Мандельштам не прочел «Чевенгур» и, вероятно, даже не знал о его существовании. Но структура платоновской книги угадана им с точностью, намного превосходящей целенаправленные разборы. Платонов тоже преодолевает Белого, но – идя в том же направлении, продолжая его. Он не возвращается к фабуле, а заменяет взвинченный, открытый лиризм автора «Петербурга» объективным, предметным лиризмом «японско-флоберовской аналитической танки» (в недавнем романе В. Маканина «Андеграунд…» мелькнуло остроумное определение: обрусевшая танка).
«Чевенгур», большая четырехсотстраничная книга, в конечном счете строится по системе танок, сотни, тысячи раз начинаясь сначала. И каждая «молекула» не столько составляет «вещество повествования», сколько несет в себе все признаки целого.
Особенно очевидно и убедительно мандельштамовское прозрение подходит к платоновскому пейзажу (если уж считать – их в романе более шестидесяти). Ландшафтные описания, как правило, очень кратки. Она варьируют достаточно ограниченный круг простейших предметных деталей и мотивов: день, ночь, солнце, луна, звезды, туман, дождь, ветер, дерево, погост (около десятка упоминаний)… Пейзаж всегда летний или осенний (в «Чевенгуре» нет зимы, снега, белизны, бодрящего холода). Но главное – он меньше всего ассоциируется с состоянием какого-нибудь персонажа по сходству или контрасту (привычная повествовательная мотивировка), он не образует собственной развертывающейся сюжетной линии (как, к примеру, в чеховской «Степи»). Платоновский пустынный и гулкий космос описан по методу танки – сразу и целиком, потом еще раз, еще раз… Мир не развивается, не развертывается перед глазами героя, а
«Захар Павлович вышел наружу и постоял во влаге теплого дождя, напевающего про мирную жизнь, про обширность долгой земли. Темные деревья дремали раскорячившись, объятые лаской спокойного дождя; им было так хорошо, что они изнемогали и пошевеливали ветками без всякого ветра». – «Ночное звездное небо отсасывало с земли последнюю дневную теплоту, начиналась предрассветная тяга воздуха в высоту. В окна была видна росистая, изменившаяся трава, будто рощи лунных долин». – «Под утро мир оскудел в своем звездном величии и серым светом заменил мерцающее сияние. Ночь ушла, как блестящая кавалерия, на землю вступила пехота трудного походного дня». – «Туманы словно сны погибали под острым зрением солнца. И там, где ночью было страшно, лежали освещенными и бедными простые пространства. Земля спала обнаженной и мучительной, как мать, с которой сползло одеяло. По степной реке, из которой пили воду блуждающие люди, в тихом бреду еще висела мгла, и рыбы, ожидая света, плавали с выпученными глазами по самому верху воды». – «Дванов не пожалел родину и оставил ее. Смирное поле потянулось безлюдной жатвой, с нижней земли пахло грустью ветхих трав, и оттуда начиналось безвыходное небо, делавшее весь мир порожним местом».
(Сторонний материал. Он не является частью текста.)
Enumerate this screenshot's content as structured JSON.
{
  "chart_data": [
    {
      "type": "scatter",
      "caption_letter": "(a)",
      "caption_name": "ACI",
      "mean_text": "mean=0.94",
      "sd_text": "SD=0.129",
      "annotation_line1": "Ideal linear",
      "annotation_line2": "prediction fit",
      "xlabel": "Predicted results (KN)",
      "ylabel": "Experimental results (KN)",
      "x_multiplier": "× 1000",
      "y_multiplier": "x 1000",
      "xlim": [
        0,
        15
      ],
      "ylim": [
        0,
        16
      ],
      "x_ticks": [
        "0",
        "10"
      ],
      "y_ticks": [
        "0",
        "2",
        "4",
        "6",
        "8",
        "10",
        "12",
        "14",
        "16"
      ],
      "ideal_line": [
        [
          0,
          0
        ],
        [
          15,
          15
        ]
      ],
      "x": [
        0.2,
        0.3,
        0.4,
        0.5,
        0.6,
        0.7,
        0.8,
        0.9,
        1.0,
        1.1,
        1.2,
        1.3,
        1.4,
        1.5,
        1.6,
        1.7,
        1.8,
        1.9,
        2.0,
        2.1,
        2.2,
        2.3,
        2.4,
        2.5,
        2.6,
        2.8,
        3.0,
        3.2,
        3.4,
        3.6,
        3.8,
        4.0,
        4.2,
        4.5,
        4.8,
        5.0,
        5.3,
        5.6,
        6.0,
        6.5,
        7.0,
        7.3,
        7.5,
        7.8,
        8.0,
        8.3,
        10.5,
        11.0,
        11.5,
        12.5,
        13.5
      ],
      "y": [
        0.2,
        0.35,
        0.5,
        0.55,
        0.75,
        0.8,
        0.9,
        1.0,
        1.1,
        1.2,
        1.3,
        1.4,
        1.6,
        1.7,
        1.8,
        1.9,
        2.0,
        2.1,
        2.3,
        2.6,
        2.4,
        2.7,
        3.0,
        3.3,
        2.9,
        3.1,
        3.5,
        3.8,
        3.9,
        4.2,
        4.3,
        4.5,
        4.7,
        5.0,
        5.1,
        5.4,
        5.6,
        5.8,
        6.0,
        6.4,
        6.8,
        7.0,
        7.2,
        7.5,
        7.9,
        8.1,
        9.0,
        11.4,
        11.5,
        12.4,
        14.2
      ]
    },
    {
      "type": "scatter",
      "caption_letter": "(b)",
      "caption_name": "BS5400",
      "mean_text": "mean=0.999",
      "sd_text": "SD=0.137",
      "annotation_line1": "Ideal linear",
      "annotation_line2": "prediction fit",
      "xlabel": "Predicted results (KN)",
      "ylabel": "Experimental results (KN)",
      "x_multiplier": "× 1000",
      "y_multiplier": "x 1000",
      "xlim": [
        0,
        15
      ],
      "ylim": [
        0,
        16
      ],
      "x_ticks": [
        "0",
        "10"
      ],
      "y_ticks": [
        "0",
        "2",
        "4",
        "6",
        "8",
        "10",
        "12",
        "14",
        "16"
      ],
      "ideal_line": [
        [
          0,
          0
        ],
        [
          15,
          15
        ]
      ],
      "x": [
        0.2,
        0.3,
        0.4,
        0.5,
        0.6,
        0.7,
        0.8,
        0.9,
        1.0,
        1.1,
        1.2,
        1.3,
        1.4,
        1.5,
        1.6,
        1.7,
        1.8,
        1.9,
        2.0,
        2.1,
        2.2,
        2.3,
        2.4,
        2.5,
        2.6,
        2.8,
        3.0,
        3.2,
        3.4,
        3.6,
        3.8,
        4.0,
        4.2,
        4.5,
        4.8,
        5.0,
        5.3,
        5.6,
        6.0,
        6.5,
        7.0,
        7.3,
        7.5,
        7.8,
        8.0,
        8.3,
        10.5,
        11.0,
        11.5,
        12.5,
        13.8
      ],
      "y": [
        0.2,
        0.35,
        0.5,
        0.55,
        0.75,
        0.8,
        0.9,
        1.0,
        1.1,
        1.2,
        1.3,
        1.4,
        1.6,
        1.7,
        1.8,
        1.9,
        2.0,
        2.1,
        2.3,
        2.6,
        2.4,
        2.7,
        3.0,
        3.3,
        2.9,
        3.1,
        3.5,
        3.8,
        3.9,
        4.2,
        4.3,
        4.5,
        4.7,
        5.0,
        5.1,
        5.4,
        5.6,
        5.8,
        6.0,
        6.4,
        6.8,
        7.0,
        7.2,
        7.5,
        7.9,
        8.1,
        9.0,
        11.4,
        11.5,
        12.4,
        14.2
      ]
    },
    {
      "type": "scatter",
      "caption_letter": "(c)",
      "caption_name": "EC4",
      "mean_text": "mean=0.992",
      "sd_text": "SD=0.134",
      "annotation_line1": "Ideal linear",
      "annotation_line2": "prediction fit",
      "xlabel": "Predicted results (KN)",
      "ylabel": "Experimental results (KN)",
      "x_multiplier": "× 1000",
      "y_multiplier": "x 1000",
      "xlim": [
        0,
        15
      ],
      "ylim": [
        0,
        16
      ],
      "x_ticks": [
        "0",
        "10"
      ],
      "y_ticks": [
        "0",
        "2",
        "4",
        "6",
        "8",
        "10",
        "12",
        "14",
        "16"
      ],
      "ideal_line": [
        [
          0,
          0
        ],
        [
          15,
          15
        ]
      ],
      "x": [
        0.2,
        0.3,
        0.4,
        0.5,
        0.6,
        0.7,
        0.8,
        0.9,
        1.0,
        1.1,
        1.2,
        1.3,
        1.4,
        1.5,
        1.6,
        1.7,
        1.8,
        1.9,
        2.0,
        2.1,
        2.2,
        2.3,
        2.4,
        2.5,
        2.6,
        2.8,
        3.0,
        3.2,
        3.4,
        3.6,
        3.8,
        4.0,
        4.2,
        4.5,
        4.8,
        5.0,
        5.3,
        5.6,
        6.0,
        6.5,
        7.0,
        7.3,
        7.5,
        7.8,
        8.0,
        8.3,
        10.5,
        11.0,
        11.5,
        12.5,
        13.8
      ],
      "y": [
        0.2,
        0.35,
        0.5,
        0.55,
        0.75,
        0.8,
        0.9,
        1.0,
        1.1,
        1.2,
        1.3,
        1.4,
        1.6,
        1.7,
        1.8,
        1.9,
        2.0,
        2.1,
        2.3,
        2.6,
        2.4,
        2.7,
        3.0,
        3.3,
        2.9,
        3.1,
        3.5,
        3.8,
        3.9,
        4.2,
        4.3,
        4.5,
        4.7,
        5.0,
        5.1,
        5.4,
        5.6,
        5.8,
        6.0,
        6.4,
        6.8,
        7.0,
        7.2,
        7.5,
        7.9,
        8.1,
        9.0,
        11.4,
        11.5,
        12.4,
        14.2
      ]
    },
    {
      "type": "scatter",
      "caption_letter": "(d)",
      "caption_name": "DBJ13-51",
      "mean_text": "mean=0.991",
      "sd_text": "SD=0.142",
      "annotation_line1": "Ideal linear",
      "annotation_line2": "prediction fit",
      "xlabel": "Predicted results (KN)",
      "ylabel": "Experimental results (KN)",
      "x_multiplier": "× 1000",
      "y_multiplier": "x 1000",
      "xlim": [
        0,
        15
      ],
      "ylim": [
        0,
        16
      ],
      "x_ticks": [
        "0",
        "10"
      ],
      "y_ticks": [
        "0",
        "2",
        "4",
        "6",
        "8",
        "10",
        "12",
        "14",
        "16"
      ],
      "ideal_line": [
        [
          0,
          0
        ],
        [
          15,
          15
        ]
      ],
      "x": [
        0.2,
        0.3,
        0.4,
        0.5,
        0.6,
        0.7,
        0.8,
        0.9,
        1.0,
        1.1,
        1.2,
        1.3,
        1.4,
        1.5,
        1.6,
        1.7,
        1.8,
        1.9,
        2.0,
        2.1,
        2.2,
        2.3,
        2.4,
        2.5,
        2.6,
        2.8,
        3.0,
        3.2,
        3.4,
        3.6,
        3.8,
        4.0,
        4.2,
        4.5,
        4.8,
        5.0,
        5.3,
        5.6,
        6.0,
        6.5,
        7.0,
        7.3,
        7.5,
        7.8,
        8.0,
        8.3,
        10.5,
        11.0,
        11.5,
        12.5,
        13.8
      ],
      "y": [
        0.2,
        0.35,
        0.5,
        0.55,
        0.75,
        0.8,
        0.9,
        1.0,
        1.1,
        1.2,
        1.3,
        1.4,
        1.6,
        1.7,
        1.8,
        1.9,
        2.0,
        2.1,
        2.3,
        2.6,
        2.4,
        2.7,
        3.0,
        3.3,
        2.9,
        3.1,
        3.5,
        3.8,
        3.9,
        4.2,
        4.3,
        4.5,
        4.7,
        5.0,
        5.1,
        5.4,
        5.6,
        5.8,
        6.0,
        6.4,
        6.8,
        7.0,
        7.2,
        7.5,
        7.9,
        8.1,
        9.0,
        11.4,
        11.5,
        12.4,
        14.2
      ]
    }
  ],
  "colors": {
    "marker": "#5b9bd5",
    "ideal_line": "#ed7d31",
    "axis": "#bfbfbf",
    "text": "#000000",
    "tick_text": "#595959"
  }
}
Разделенные десятками и сотнями страниц, платоновские пейзажные танки демонстрируют единую точку зрения (обобщенно-космический взгляд) и оказываются одним из ключей к идеологической, философской проблематике книги (от ласки теплого дождя и обширности долгой земли – к безвыходному небу).
Так же автономен, лишен дальней психологической перспективы почти каждый поступок героя, каждое его душевное движение. Он не столько происходит, сколько случается, и описывается с серьезностью и обстоятельностью ключевого, переломного, последнего фабульного события.
«Закрытая дверь отделяла соседнюю комнату, там посредством равномерного чтения вслух какой-то рабфаковец вбирал в свою память политическую науку. Раньше бы там жил, наверно, семинарист и изучал бы догматы вселенских соборов, чтобы впоследствии, по законам диалектического развития души, прийти к богохульству».
Повествователь больше никогда не вернется к этому рабфаковцу, но что-то главное о нем, о времени, о мире уже сказано: сопоставлены прошлое и настоящее, подчеркнута зеркальность персонажей, продемонстрирована привычная платоновская «вещественность духовного» («вбирал в свою память политическую науку»).
И здесь же, на этой странице: «Над домами, над Москвой-рекой и всей окраинной ветхостью города сейчас светила луна. Под луной, как под потухшим солнцем, шуршали женщины и девушки – бесприютная любовь людей».
Образ закончен, требуется большая пауза, все можно начинать сначала, а это «произведение» публиковать отдельно – в жанре «опавших листьев». «Чевенгур», в сущности, можно читать и так: как сборник стихотворений в прозе, танок, открывая наугад практически на любой странице.